ソーシャルエディター津田:数日前に発表された「バレンシアガ」2024-25年秋冬コレクションの演出が目を引きました。会場の床や壁のモニターは、ショーの序盤は砂漠や大草原などの美しい自然を映し出します。しかし中盤になるにつれ、AIが猫や鳥のアニメーションをコラージュした自然の映像や、画面を埋めつくす大量のTikTokの動画に変化。フォトショップなどにより編集・加工され、現実とは異なるものとなり、社会を死に至らしめるコンテンツにもなりうる現代のSNS問題を、CG映像やTikTokの画面で表現したそうです。モデルがガムを噛みながらランウエイを歩く演出や、目深に被るどころか鼻先まであるビーニーも、氾濫する偽物の現実へのアンチテーゼなのでしょう。
最近、私生活でも身の回りのデトックスを始めたというデムナは、SNSの虚像の世界に疲れているのかもしれません。SNS担当の私が言っていいものかわかりませんが、その気持ちとてもよくわかります。
記者村上:SNSって、疲れますよねぇ(笑)。年に20回くらいしか投稿しなくなった私でさえそう思うんだから、津田さんたちのお疲れは察してあまりあります。
考えればクワイエット・ラグジュアリーって、SNS疲れも影響していると思うんです。インスタ全盛期の数年前、特に“つながる”手段がSNSに限られていたときは、インスタを高速スクロールするユーザーに注目されるよう、派手な色使いや一眼でわかるロゴ使い、極端なプロポーションバランスの洋服を主役にしたスタイルが台頭しました。でも多くのデザイナーは今、「洋服が主役ではなく、着る人が主役の洋服を」と考えています。結果、服作りの本質を追求するクワイエット・ラグジュアリーが支持されているのではないか?と。一方で、そんな洋服のプロモーションには、SNSで圧倒的なバズが巻き起こるセレブに依存する傾向がありますけれどね。

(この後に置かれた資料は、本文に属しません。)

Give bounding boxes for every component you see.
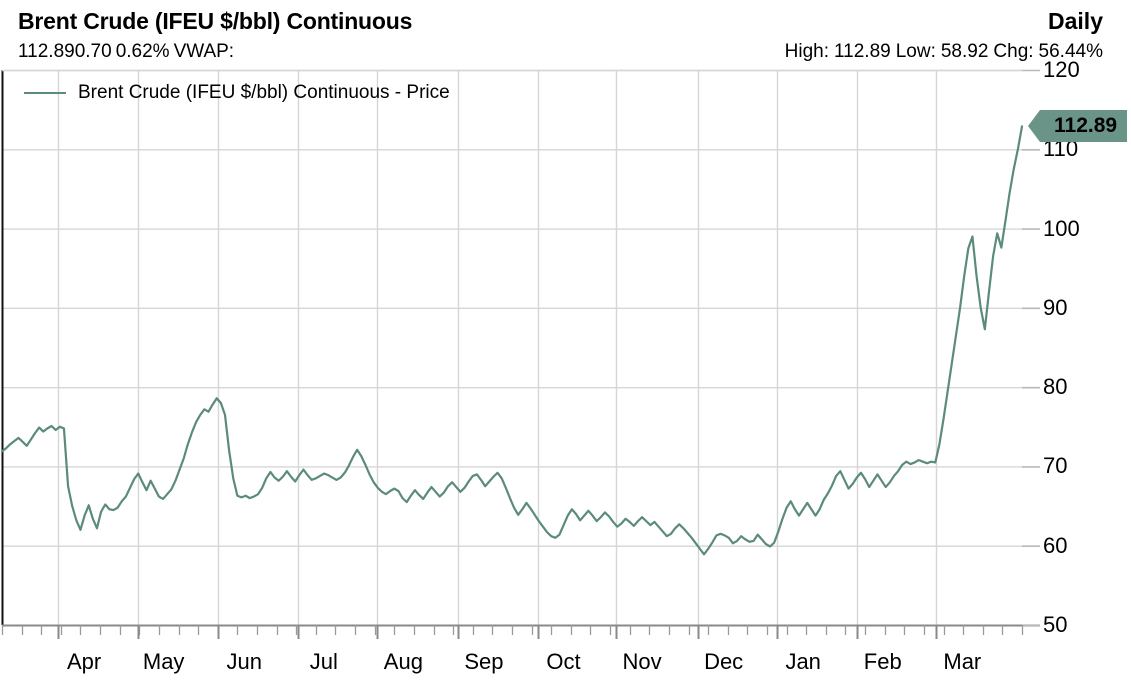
x-axis-tick-label: Jul xyxy=(309,649,338,674)
chg-label: Chg: xyxy=(993,41,1034,62)
plot-background xyxy=(2,70,1022,625)
y-axis-tick-label: 120 xyxy=(1043,57,1080,82)
y-axis-tick-label: 70 xyxy=(1043,453,1068,479)
session-stats: High: 112.89 Low: 58.92 Chg: 56.44% xyxy=(785,41,1103,63)
high-label: High: xyxy=(784,41,830,62)
y-axis-tick-label: 60 xyxy=(1043,532,1068,558)
x-axis-tick-label: Nov xyxy=(622,649,662,674)
vwap-label: VWAP: xyxy=(173,41,235,62)
high-value: 112.89 xyxy=(834,41,891,62)
y-axis-tick-label: 50 xyxy=(1043,612,1068,637)
y-axis-tick-label: 100 xyxy=(1043,215,1080,241)
price-line-series xyxy=(0,125,1024,556)
last-price-value: 112.89 xyxy=(18,41,75,62)
current-price-flag-value: 112.89 xyxy=(1054,114,1118,138)
x-axis-tick-label: Mar xyxy=(943,649,982,674)
x-axis-tick-label: Jun xyxy=(226,649,262,674)
price-chart-canvas[interactable] xyxy=(0,68,1131,692)
price-change-percent: 0.62% xyxy=(115,41,170,62)
x-axis-tick-label: Apr xyxy=(66,649,102,674)
x-axis-tick-label: Oct xyxy=(546,649,581,674)
page-title: Brent Crude (IFEU $/bbl) Continuous xyxy=(18,8,413,34)
x-axis-tick-label: Sep xyxy=(464,649,504,674)
chg-value: 56.44% xyxy=(1038,41,1103,62)
quote-summary: 112.890.70 0.62% VWAP: xyxy=(18,41,238,63)
x-axis-tick-label: Aug xyxy=(383,649,423,674)
y-axis-tick-label: 90 xyxy=(1043,294,1068,320)
low-value: 58.92 xyxy=(940,41,989,62)
chart-period-label: Daily xyxy=(1048,8,1103,34)
current-price-flag: 112.89 xyxy=(1027,110,1128,143)
price-chart[interactable]: Brent Crude (IFEU $/bbl) Continuous - Pr… xyxy=(0,57,1131,692)
x-axis-tick-label: Jan xyxy=(785,649,821,674)
y-axis-tick-label: 80 xyxy=(1043,374,1068,400)
x-axis-tick-label: May xyxy=(142,649,185,674)
x-axis-tick-label: Feb xyxy=(863,649,902,674)
price-change-value: 0.70 xyxy=(74,41,112,62)
x-axis-tick-label: Dec xyxy=(704,649,744,674)
low-label: Low: xyxy=(895,41,936,62)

クワイエット・ラグジュアリーのみならず、最近はいろんな事象がSNS疲れとリンクしているようにも思えます。Xの低迷とか、リアル店舗への回帰とか、昔流行ったもののリバイバルとか。もちろん、いずれもSNSと無関係ではなく、最終的にはSNSの力を借りてブレイクしていると思うのですが、少なくとも「SNSだけじゃない世界」を人々が欲しているのは間違いなさそうですね。
矛盾しているようにも聞こえますが、SNS疲れを感じさせるSNS投稿などの潮流ってあるんでしょうか?
SNS疲れの影響で台頭する「Photo Dump」や「BeReal」
津田:フォロワー数の推移に一喜一憂する日々は正直疲れますね。もちろん仕事なので数値の分析はとても重要ですが、目先のフォロワー数だけにとらわれず、「WWDJAPAN」のSNSをフォローしてくれている方の「楽しい」「もっと見たい」を引き出せるコンテンツを作りたいですね。
SNSでのSNS疲れを感じさせる投稿、矛盾しているようですが確かに潮流があります。昔と比べ、煌びやかでおしゃれな生活をアピールする投稿やフォトジェニックな写真などは減ってきていて、リアルで嘘がない素の姿を見せる時代に変化しつつあります。例を挙げると、日常の中でなんとなく撮影した写真を時系列など関係なくまとめて投稿する「Photo Dump」的な投稿が増えています。リアルな姿を投稿する「BeReal(ビー リアル)」がZ世代で流行っているのも同様の流れでしょう。
村上:そういえば昔、インフルエンサー育成企画があったんです(笑)。1年で1万フォロワーを目指すみたいなテンションで、その過程で映える写真や共感される文章作り、目にとまるハッシュタグなどのテクニックを伝えようとした企画でしたが、インフルエンサーの卵はキラキラした写真を撮ろうと頑張っていましたねぇ(笑)。もう、そういう時代じゃないかもですね。
「WWDJAPAN」で連載している販売員に向けたインスタ講座でも、講師の木村麗さんは気軽にできる、毎日続けられるノウハウを伝授しています。ちょっとだけキラキラできるテクニックはあるものの、等身大+αくらいな印象です。そのほうが、インスタ疲れせず、長く付き合っていけますもんね。
次回はビューティのトピックをお送りします。